26.8.09

Christian Boltanski Bets Against the House

Christian Boltanski, one of France's most important conceptual artists (see some more of his work toward the bottom of this post), continues to make waves. After creating a library of recorded heartbeats that will be housed on a Japanese island, Boltanski has struck an unusual deal with a man in Tasmania. This man used his extraordinary mathematical gifts to amass a huge fortune by gambling, until he was banned from every casino in the world. He wanted to add something by Boltanski to his art collection, and the artist decided to appeal to the man's love of gambling, as Boltanski explained in an interview with Philippe Dagen (Christian Boltanski : "Je joue une partie contre le diable", July 30) for Le Monde (my translation):
"Beginning on January 1, 2010, four cameras will film the rest of my life and relay it live, up to the moment of my death. That's the main idea. The images will be broadcast live to a cave on his property, but he will be forbidden to interrupt the live broadcast and to show taped excerpts because they might be more interesting. The cave will be open to everyone, to whoever might want to see me living, doing nothing, speaking with you, eating, or sleeping. In Tasmania, the crowds should not be too large.

This morning, with his agent, we discussed a payment plan en viager [in which the seller of a house continues to live in the property until his death, while the buyer pays the mortage, gaining the property when the seller dies]. If I die in the next eight years, he profits.
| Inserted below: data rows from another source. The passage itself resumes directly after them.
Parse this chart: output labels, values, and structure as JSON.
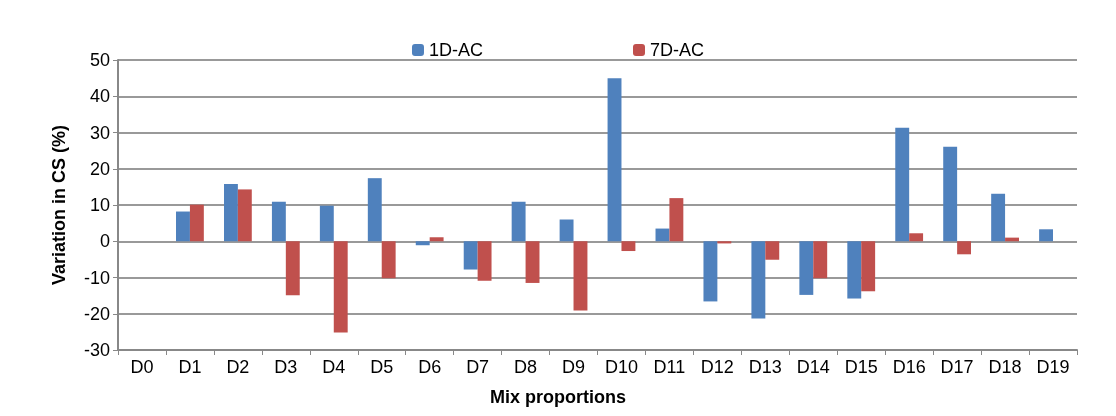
{
  "chart_data": {
    "type": "bar",
    "xlabel": "Mix proportions",
    "ylabel": "Variation in CS (%)",
    "categories": [
      "D0",
      "D1",
      "D2",
      "D3",
      "D4",
      "D5",
      "D6",
      "D7",
      "D8",
      "D9",
      "D10",
      "D11",
      "D12",
      "D13",
      "D14",
      "D15",
      "D16",
      "D17",
      "D18",
      "D19"
    ],
    "series": [
      {
        "name": "1D-AC",
        "color": "#4f81bd",
        "values": [
          0,
          8.2,
          15.8,
          10.9,
          9.8,
          17.4,
          -1.1,
          -7.8,
          10.9,
          6,
          45,
          3.5,
          -16.6,
          -21.3,
          -14.8,
          -15.8,
          31.3,
          26.1,
          13.1,
          3.3
        ]
      },
      {
        "name": "7D-AC",
        "color": "#c0504d",
        "values": [
          0,
          10.1,
          14.3,
          -14.9,
          -25.2,
          -10.2,
          1.1,
          -10.9,
          -11.5,
          -19.1,
          -2.7,
          11.9,
          -0.6,
          -5.1,
          -10.2,
          -13.8,
          2.2,
          -3.6,
          1,
          0
        ]
      }
    ],
    "ylim": [
      -30,
      50
    ],
    "yticks": [
      -30,
      -20,
      -10,
      0,
      10,
      20,
      30,
      40,
      50
    ],
    "grid": "y",
    "legend": "top"
  }
}
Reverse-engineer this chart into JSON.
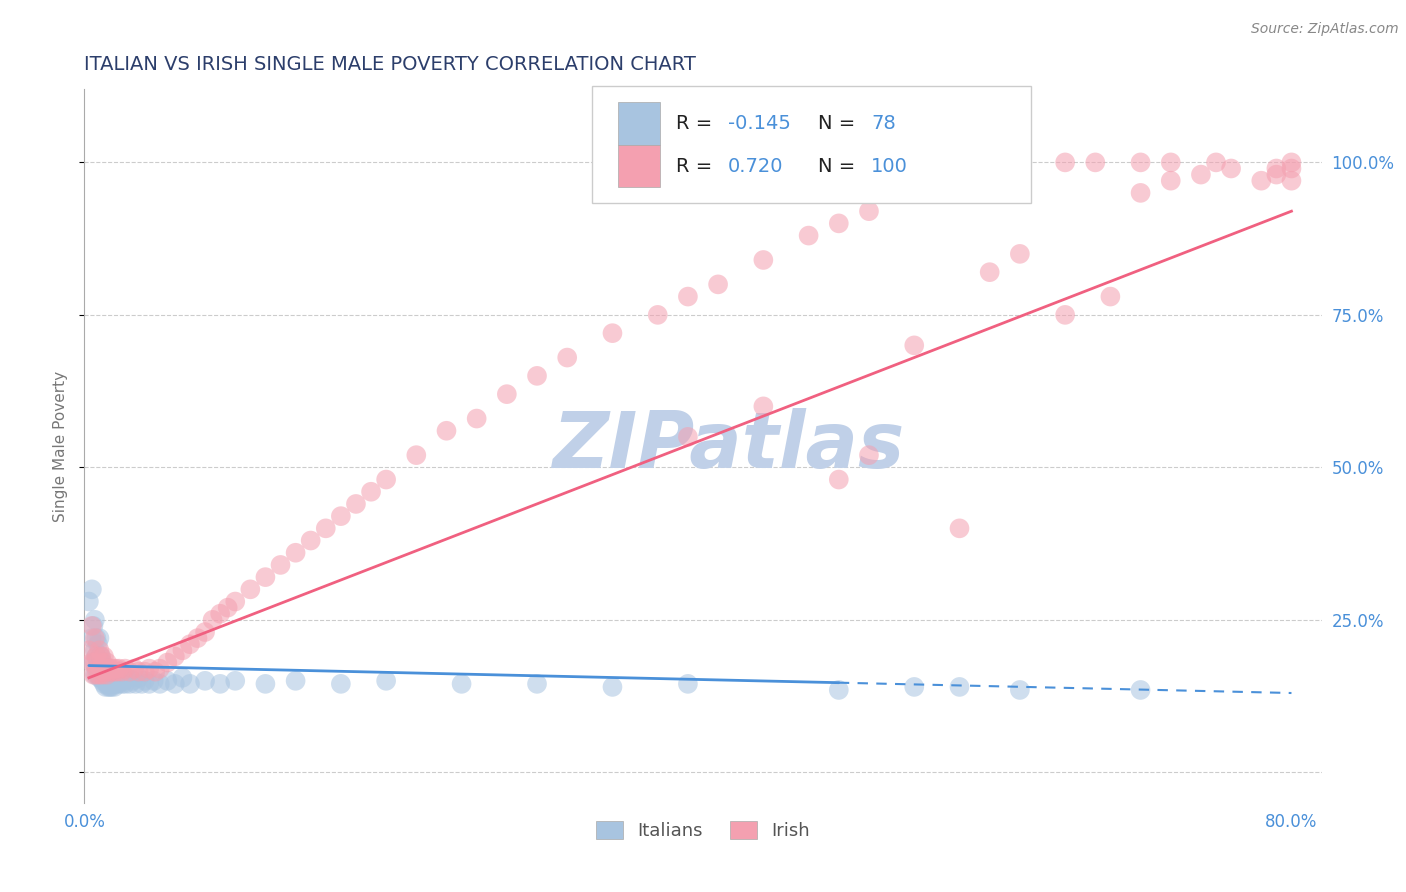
{
  "title": "ITALIAN VS IRISH SINGLE MALE POVERTY CORRELATION CHART",
  "source": "Source: ZipAtlas.com",
  "ylabel": "Single Male Poverty",
  "xlim": [
    0.0,
    0.82
  ],
  "ylim": [
    -0.05,
    1.12
  ],
  "xticks": [
    0.0,
    0.1,
    0.2,
    0.3,
    0.4,
    0.5,
    0.6,
    0.7,
    0.8
  ],
  "xticklabels": [
    "0.0%",
    "",
    "",
    "",
    "",
    "",
    "",
    "",
    "80.0%"
  ],
  "ytick_positions": [
    0.0,
    0.25,
    0.5,
    0.75,
    1.0
  ],
  "ytick_labels_right": [
    "",
    "25.0%",
    "50.0%",
    "75.0%",
    "100.0%"
  ],
  "italians_color": "#a8c4e0",
  "irish_color": "#f4a0b0",
  "italian_line_color": "#4a90d9",
  "irish_line_color": "#f06080",
  "r_italian": -0.145,
  "n_italian": 78,
  "r_irish": 0.72,
  "n_irish": 100,
  "watermark": "ZIPatlas",
  "watermark_color": "#c0d0e8",
  "legend_label_italian": "Italians",
  "legend_label_irish": "Irish",
  "background_color": "#ffffff",
  "grid_color": "#cccccc",
  "title_color": "#2c3e6b",
  "axis_label_color": "#777777",
  "tick_label_color": "#4a90d9",
  "italians_scatter": {
    "x": [
      0.003,
      0.005,
      0.005,
      0.006,
      0.006,
      0.007,
      0.007,
      0.007,
      0.008,
      0.008,
      0.008,
      0.009,
      0.009,
      0.009,
      0.01,
      0.01,
      0.01,
      0.01,
      0.011,
      0.011,
      0.011,
      0.012,
      0.012,
      0.012,
      0.013,
      0.013,
      0.013,
      0.014,
      0.014,
      0.015,
      0.015,
      0.015,
      0.016,
      0.016,
      0.017,
      0.017,
      0.018,
      0.018,
      0.019,
      0.02,
      0.02,
      0.021,
      0.022,
      0.023,
      0.024,
      0.025,
      0.026,
      0.027,
      0.028,
      0.03,
      0.032,
      0.034,
      0.036,
      0.038,
      0.04,
      0.043,
      0.046,
      0.05,
      0.055,
      0.06,
      0.065,
      0.07,
      0.08,
      0.09,
      0.1,
      0.12,
      0.14,
      0.17,
      0.2,
      0.25,
      0.3,
      0.35,
      0.4,
      0.5,
      0.55,
      0.58,
      0.62,
      0.7
    ],
    "y": [
      0.28,
      0.22,
      0.3,
      0.18,
      0.24,
      0.16,
      0.2,
      0.25,
      0.17,
      0.19,
      0.22,
      0.16,
      0.18,
      0.21,
      0.155,
      0.17,
      0.19,
      0.22,
      0.155,
      0.17,
      0.19,
      0.15,
      0.165,
      0.18,
      0.145,
      0.155,
      0.17,
      0.14,
      0.155,
      0.145,
      0.155,
      0.165,
      0.14,
      0.155,
      0.14,
      0.155,
      0.14,
      0.155,
      0.145,
      0.14,
      0.155,
      0.145,
      0.155,
      0.145,
      0.15,
      0.145,
      0.15,
      0.145,
      0.155,
      0.145,
      0.15,
      0.145,
      0.155,
      0.145,
      0.15,
      0.145,
      0.15,
      0.145,
      0.15,
      0.145,
      0.155,
      0.145,
      0.15,
      0.145,
      0.15,
      0.145,
      0.15,
      0.145,
      0.15,
      0.145,
      0.145,
      0.14,
      0.145,
      0.135,
      0.14,
      0.14,
      0.135,
      0.135
    ]
  },
  "irish_scatter": {
    "x": [
      0.003,
      0.005,
      0.005,
      0.006,
      0.007,
      0.007,
      0.008,
      0.008,
      0.009,
      0.01,
      0.01,
      0.011,
      0.011,
      0.012,
      0.012,
      0.013,
      0.013,
      0.014,
      0.015,
      0.015,
      0.016,
      0.017,
      0.018,
      0.019,
      0.02,
      0.021,
      0.022,
      0.023,
      0.025,
      0.027,
      0.03,
      0.033,
      0.036,
      0.04,
      0.043,
      0.047,
      0.05,
      0.055,
      0.06,
      0.065,
      0.07,
      0.075,
      0.08,
      0.085,
      0.09,
      0.095,
      0.1,
      0.11,
      0.12,
      0.13,
      0.14,
      0.15,
      0.16,
      0.17,
      0.18,
      0.19,
      0.2,
      0.22,
      0.24,
      0.26,
      0.28,
      0.3,
      0.32,
      0.35,
      0.38,
      0.4,
      0.42,
      0.45,
      0.48,
      0.5,
      0.52,
      0.55,
      0.57,
      0.6,
      0.62,
      0.65,
      0.67,
      0.7,
      0.72,
      0.75,
      0.4,
      0.45,
      0.5,
      0.52,
      0.55,
      0.58,
      0.6,
      0.62,
      0.65,
      0.68,
      0.7,
      0.72,
      0.74,
      0.76,
      0.78,
      0.79,
      0.79,
      0.8,
      0.8,
      0.8
    ],
    "y": [
      0.2,
      0.18,
      0.24,
      0.16,
      0.18,
      0.22,
      0.16,
      0.19,
      0.17,
      0.16,
      0.2,
      0.17,
      0.19,
      0.16,
      0.18,
      0.165,
      0.19,
      0.17,
      0.16,
      0.18,
      0.165,
      0.17,
      0.165,
      0.17,
      0.165,
      0.17,
      0.165,
      0.17,
      0.165,
      0.17,
      0.165,
      0.17,
      0.165,
      0.165,
      0.17,
      0.165,
      0.17,
      0.18,
      0.19,
      0.2,
      0.21,
      0.22,
      0.23,
      0.25,
      0.26,
      0.27,
      0.28,
      0.3,
      0.32,
      0.34,
      0.36,
      0.38,
      0.4,
      0.42,
      0.44,
      0.46,
      0.48,
      0.52,
      0.56,
      0.58,
      0.62,
      0.65,
      0.68,
      0.72,
      0.75,
      0.78,
      0.8,
      0.84,
      0.88,
      0.9,
      0.92,
      0.95,
      0.97,
      1.0,
      1.0,
      1.0,
      1.0,
      1.0,
      1.0,
      1.0,
      0.55,
      0.6,
      0.48,
      0.52,
      0.7,
      0.4,
      0.82,
      0.85,
      0.75,
      0.78,
      0.95,
      0.97,
      0.98,
      0.99,
      0.97,
      0.98,
      0.99,
      0.97,
      0.99,
      1.0
    ]
  },
  "italian_line": {
    "x0": 0.003,
    "x1": 0.8,
    "y0": 0.175,
    "y1": 0.13
  },
  "irish_line": {
    "x0": 0.003,
    "x1": 0.8,
    "y0": 0.155,
    "y1": 0.92
  }
}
If I live longer than eight years, he loses money. He will pay more than he should have. Since he never loses, he is crowing about having conquered fate. But who can say such a thing other than the devil? So, I am playing a hand against the devil, and I really hope I win. Let's be grandiloquent: it is like the chess match against death in Ingmar Bergman's The Seventh Seal.
Boltanski will celebrate his 65th birthday next month. He goes on to say later in the interview that there are four or five essential, unchanging questions asked in his art, including love, nature, sex, death. "My job," he said, "is to ask these questions with forms, sound, light, to ask them with anything but words." Boltanski insists more than once that he is a traditional artist in the old style: he has no assistants or secretary, because to pay for them would put too much pressure on him to sell his work. "I am not the boss of a little company," he adds, "which is something I see far too often." When he was young, the most important people were critics; then it became the curators of exhibits; now it is all about the price tag, which he calls "a sign of intellectual weakening, a sad debasement through speculation."